At the same time, as our capacity in attention develops, we find ourselves spending more and more time looking at absolutely nothing. And through this process, we begin to appreciate that there really is nothing there. And it’s okay. In fact, there being nothing there, is what makes room possible, which, when you first present that idea to people they go—huh?! It just doesn’t make any sense at all, but through this experience, maturation of this experience, we begin to see that.

Now, the consequence of that, of looking at nothing, is that space opens up. And I remember many years ago, I was talking to Jack Kornfield, and he said, What would you say the principle difference is between Theravada and Mahayana? And, I didn’t have a lot of acquaintance with Theravada at that stage—somewhat more now. I said, Well, as far as I can tell it is the whole notion of space. You know, emptiness is very much about space. And Jack said, That’s very interesting. Ajahn Chah is the only one of my teachers that ever talked about space. And if you read Ajahn Chah’s stuff, it’s virtually identical to a Tibetan teacher talking about mahamudra.


But there’s a maturation there. So there you have emptiness and compassion, which is the natural evolution of mindfulness. But now you have another step. There’s this whole phenomenal world. This world of experience. So the next step is—of evolution—is actually living the ethic of compassion and emptiness in everything that you do. And becoming no-one in the process. And so the notion of withdrawing from the world to become something drops away completely, and it’s replaced by a sense of doing the practice, doing whatever you do in life. And that finds expression (and I didn’t bring this with me, I only thought of it as I was talking here) to the body of, a group of individuals, The 84 Mahasiddhas, who were totally strange people. Thieves, cobblers, arrow smiths, which is equivalent to being an arms manufacturer, you understand—a gun-maker in today’s parlance—kings, courtesans, everybody that was part of the trip here. They practiced doing whatever their life was. One of them was a glutton. He had an eating disorder, okay? [Laughter] Put this into modern parlance. The instruction that he was given—(I really wish that I had brought this with me, it would have been useful. They still have the library here don’t they? See if they have The 84 Mahasiddhas.)—anyway, the instruction that he was given for his meditation practice: eat the world. That was his practice. So, whenever he sat down to meditate, he just ate. And he was just chomping through the world. Now, you have to understand a practice like this. You don’t get to say, “I’ve had enough!” There isn’t any of that choice, and so he ate the world. And of course, eventually there wasn’t any world left, and then he woke up. Sounds very simple, doesn’t it? It’s not as easy as it sounds.

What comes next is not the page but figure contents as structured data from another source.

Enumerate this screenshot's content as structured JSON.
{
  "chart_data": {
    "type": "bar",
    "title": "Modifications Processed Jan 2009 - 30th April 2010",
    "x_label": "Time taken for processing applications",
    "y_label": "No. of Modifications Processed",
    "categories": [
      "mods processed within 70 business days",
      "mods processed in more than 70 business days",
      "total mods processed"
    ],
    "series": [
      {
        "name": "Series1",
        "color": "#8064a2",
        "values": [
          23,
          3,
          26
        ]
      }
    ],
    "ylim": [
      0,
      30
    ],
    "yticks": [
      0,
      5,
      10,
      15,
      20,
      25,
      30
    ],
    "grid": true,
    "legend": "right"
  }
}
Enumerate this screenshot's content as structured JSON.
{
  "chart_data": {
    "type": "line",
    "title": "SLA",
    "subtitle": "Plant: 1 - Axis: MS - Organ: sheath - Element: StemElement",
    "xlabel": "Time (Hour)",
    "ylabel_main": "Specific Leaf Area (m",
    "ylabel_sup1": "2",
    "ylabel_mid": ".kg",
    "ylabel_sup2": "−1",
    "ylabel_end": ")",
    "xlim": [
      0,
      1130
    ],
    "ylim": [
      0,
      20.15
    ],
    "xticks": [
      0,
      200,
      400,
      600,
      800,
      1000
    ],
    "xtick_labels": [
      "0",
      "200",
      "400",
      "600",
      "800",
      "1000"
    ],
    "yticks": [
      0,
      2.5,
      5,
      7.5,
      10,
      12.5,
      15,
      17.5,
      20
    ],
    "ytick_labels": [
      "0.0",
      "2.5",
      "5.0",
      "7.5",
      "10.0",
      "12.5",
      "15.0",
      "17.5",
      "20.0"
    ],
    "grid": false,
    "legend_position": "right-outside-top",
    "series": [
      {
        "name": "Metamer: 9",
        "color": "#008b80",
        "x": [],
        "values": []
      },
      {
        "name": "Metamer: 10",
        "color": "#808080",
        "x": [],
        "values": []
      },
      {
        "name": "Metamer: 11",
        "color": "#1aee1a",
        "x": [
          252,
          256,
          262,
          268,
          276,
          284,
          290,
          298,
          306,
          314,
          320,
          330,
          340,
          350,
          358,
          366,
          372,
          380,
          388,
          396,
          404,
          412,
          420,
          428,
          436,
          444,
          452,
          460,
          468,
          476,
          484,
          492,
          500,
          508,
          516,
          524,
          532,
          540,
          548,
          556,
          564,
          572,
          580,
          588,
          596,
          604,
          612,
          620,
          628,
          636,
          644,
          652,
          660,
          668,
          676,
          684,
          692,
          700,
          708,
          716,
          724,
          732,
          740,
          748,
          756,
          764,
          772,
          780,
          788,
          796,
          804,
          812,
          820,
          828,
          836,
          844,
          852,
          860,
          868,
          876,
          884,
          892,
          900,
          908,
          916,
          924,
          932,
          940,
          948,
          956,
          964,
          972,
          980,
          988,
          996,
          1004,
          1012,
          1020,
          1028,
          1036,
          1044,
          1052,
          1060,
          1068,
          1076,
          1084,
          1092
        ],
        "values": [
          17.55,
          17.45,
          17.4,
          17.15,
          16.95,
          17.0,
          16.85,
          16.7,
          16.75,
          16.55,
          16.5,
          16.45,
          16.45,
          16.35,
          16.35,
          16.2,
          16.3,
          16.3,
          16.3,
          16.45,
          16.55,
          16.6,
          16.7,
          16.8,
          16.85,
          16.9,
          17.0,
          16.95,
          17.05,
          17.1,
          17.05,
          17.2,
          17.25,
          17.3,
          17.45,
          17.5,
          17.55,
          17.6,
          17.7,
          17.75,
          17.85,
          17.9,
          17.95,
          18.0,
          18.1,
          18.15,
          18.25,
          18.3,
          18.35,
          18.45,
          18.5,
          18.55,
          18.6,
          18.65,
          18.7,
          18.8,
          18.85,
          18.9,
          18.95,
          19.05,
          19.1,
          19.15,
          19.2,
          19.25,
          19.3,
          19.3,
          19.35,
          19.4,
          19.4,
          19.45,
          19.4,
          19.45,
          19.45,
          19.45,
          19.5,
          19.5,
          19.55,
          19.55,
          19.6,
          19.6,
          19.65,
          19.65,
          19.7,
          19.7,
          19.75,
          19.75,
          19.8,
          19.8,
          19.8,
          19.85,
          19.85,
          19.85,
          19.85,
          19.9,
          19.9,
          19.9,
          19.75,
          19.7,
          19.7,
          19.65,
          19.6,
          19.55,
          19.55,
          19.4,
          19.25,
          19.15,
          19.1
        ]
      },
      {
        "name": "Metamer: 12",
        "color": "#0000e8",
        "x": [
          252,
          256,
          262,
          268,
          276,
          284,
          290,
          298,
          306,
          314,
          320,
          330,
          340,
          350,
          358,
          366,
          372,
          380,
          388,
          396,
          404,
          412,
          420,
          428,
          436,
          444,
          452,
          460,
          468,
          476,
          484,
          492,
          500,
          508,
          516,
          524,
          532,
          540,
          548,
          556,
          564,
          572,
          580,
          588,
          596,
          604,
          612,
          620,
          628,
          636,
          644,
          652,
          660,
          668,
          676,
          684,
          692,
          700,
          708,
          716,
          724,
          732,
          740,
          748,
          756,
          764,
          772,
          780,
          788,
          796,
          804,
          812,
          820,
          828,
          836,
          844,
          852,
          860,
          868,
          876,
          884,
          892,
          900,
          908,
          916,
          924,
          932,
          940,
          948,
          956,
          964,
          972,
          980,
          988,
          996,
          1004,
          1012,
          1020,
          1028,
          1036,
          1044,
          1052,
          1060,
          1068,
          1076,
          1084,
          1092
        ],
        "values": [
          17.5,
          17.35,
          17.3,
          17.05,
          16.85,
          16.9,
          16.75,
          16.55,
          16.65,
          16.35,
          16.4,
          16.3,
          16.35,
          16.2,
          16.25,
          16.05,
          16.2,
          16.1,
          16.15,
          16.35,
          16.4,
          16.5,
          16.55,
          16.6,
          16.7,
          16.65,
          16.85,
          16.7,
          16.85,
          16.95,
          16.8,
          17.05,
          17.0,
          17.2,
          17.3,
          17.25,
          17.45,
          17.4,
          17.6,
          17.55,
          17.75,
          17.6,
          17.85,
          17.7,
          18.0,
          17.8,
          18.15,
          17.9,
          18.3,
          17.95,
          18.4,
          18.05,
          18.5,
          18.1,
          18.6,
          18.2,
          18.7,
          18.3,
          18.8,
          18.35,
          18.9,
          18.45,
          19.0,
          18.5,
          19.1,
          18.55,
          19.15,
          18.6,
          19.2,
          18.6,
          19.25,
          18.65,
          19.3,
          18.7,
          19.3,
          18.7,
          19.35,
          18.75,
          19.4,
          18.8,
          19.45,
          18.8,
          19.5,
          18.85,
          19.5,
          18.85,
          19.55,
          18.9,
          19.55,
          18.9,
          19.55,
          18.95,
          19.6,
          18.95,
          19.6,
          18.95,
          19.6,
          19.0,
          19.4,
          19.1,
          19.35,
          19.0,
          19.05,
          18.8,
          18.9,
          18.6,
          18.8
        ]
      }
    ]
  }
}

So, Vajrayana represents a maturation of practice. It represents a maturation in the student, a maturation in the teacher, a maturation in the relationship between the two. And I’m going to talk more about that, the day after tomorrow. But, this is very important: Vajrayana isn’t for everybody. Now, when Rinpoche talked about this, he would say, Hinayana, that’s a Volkswagen. Mahayana, that’s an ocean liner. Vajrayana, that’s a rocket ship.

Now when you hear this, everybody wants to take the rocket ship, right? You know, that’s fast, sexy, the whole bit. One forgets that the point of the exercise is to go from A to B. A Volkswagen can do the job just very nicely. Because of the nature of Vajrayana, and I think this is true for any form of spiritual practice—particularly true here—there is, for each of you, going to be a decision point, not necessarily this weekend; this is very much introductory, though I hope we can go fairly deep. But there is gonna be a decision point: is this a path or method that I want to use? There’s a lot that goes into that. The point of our time together is to get a feeling for all of that, so you actually know what it is, rather than having to stand on the outside, and say do I want to do this?

But as with most spiritual practices, traditions, or movements, once you decide, there isn’t really any going back.